Albrecht Dürer, Feast of the Rosary, 1506 (pormenor)



Albrecht Dürer foi um Andy Warhol do século XVI


Auto-publicitário, turístico, empresário, o artista renascentista era muito parecido com um de nós

por Martin Gayford

A 6 de Janeiro de 1506, Albrecht Dürer escreveu de Veneza ao seu amigo Willibald Pirckheimer que se encontrava em Nuremberga. Dürer já estava em Veneza há algum tempo e, como muitas pessoas que visitam Veneza, tinha passado uma boa parte do tempo a fazer compras. Pirckheimer tinha-lhe pedido para comprar algumas jóias, "algumas pérolas e pedras preciosas" e o artista tinha andado à procura de algo adequado.

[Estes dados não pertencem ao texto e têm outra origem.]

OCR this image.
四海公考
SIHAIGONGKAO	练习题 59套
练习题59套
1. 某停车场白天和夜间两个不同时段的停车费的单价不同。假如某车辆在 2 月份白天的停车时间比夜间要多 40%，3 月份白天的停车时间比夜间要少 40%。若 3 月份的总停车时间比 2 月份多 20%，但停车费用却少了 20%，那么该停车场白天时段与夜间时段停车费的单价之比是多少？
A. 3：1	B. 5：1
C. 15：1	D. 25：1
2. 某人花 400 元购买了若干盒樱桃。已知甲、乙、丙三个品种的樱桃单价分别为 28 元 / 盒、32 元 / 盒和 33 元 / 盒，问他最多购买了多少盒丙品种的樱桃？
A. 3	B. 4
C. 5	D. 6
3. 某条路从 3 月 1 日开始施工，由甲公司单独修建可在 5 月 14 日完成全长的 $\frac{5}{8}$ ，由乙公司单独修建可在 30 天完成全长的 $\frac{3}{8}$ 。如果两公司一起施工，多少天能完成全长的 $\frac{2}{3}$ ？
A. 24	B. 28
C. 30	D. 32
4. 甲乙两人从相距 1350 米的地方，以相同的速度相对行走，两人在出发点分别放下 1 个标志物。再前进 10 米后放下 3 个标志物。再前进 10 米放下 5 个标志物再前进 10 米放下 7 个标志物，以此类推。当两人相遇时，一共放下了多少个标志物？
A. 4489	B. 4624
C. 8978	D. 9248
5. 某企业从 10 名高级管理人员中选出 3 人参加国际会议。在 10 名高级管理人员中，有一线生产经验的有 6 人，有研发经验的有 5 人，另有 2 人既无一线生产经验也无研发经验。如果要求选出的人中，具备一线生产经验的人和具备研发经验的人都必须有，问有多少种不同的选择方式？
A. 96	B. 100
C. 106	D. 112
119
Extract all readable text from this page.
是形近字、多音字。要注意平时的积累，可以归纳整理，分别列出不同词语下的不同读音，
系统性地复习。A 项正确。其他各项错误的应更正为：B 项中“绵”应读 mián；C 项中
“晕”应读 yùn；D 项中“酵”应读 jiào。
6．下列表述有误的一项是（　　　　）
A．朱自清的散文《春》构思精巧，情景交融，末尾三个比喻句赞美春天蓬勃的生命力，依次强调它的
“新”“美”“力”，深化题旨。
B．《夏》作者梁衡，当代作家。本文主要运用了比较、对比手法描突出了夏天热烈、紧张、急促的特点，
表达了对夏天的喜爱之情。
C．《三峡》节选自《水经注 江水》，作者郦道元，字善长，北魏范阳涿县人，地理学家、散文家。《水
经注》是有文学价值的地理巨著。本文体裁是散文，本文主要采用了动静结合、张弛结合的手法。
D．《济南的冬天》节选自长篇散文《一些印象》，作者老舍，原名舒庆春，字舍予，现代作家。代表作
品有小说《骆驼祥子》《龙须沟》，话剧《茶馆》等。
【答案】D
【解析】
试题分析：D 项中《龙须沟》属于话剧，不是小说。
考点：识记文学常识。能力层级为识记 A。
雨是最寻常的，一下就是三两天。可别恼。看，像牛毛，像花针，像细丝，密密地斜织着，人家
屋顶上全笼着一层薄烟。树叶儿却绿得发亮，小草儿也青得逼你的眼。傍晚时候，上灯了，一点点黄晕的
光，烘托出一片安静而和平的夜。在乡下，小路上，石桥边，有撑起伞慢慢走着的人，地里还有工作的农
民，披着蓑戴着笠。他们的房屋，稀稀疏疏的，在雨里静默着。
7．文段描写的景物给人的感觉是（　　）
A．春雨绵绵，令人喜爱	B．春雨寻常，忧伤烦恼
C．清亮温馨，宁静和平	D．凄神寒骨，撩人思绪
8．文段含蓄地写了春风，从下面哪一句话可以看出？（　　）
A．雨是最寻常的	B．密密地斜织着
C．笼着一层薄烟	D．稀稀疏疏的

Havia, contudo, dificuldades. Por um lado, ele diz: 'não encontro nada suficientemente bom ou que valha o dinheiro; tudo é agarrado pelos Alemães'. Por outro lado, Dürer queixou-se de haver muitos vigaristas por perto. Estes "esperam sempre o quádruplo do valor de qualquer coisa, pois são os mais falsos facínoras". Os seus amigos venezianos tinham-no avisado contra estes comerciantes, dizendo-lhe que 'enganam o homem e a besta e que se pode comprar coisas melhores por menos dinheiro em Frankfurt'.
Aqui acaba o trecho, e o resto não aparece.